Updated: Sep 27, 2020
If you have a newer GPS watch, it likely provides all sorts of metrics tracking your “fitness,” “Vo2Max,” “economy,” or similar. While these figures can sometimes show a correlation with your actual fitness when tracked over time, they’re not truly reliable. I recommend that my athletes ignore them.
These numbers generally track the relationship between heart rate and running pace. Sometimes they take into account HRV, and occasionally even the altitude and elevation gain on your run.
So with all that data, why are they inaccurate? First, the source data is often faulty. Wrist-based HR is notoriously unreliable, especially in the initial few miles of a run. Running pace calculation is dependent on satellite reception and can vary significantly depending on terrain, tree cover, and even cloud cover and what you’re wearing. Even the elevation gain isn’t always accurate.

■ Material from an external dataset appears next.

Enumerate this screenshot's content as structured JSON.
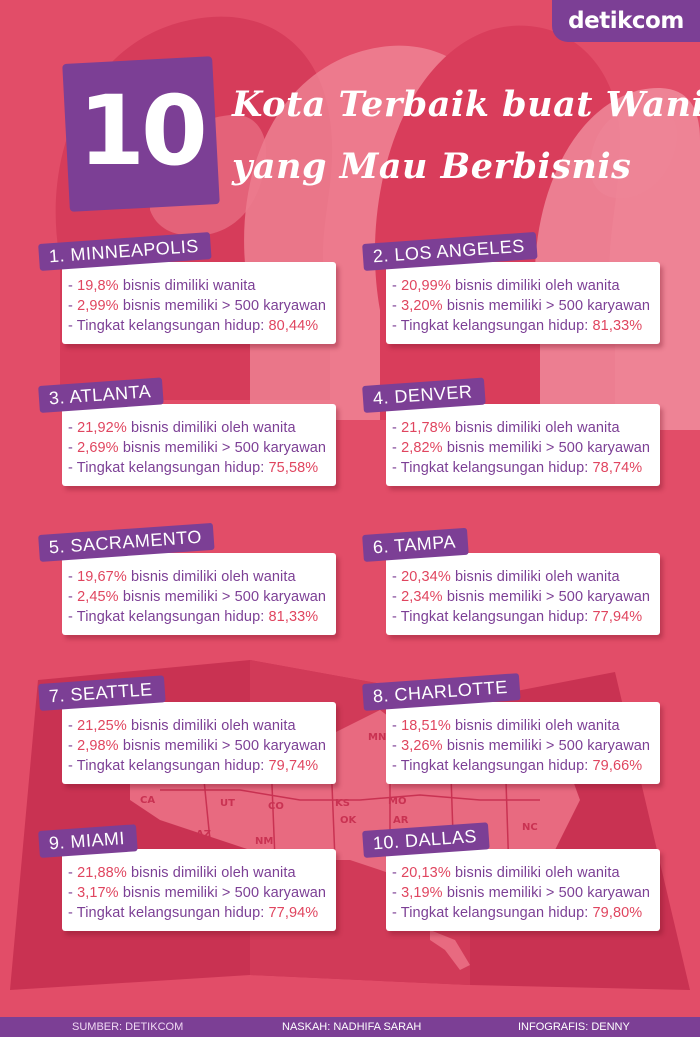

Combining multiple inaccurate data points just compounds to make more inaccurate data.
Second, and more importantly, a change in these metrics day to day is totally unimportant. It’s totally normal that your heart rate, pace, perceived effort, muscle soreness and how they all relate to each other will change from day to day. This isn’t any sign of your fitness, and, with a very few exceptions, should not be used to make training decisions on a day to day basis.
Finally, calling it VO2Max is very misleading. You cannot measure VO2max via heart rate alone; it’s literally a measure of oxygen consumption. Additionally, VO2Max isn’t as trainable as running economy. You may see some improvements with training, but the watch can’t measure them.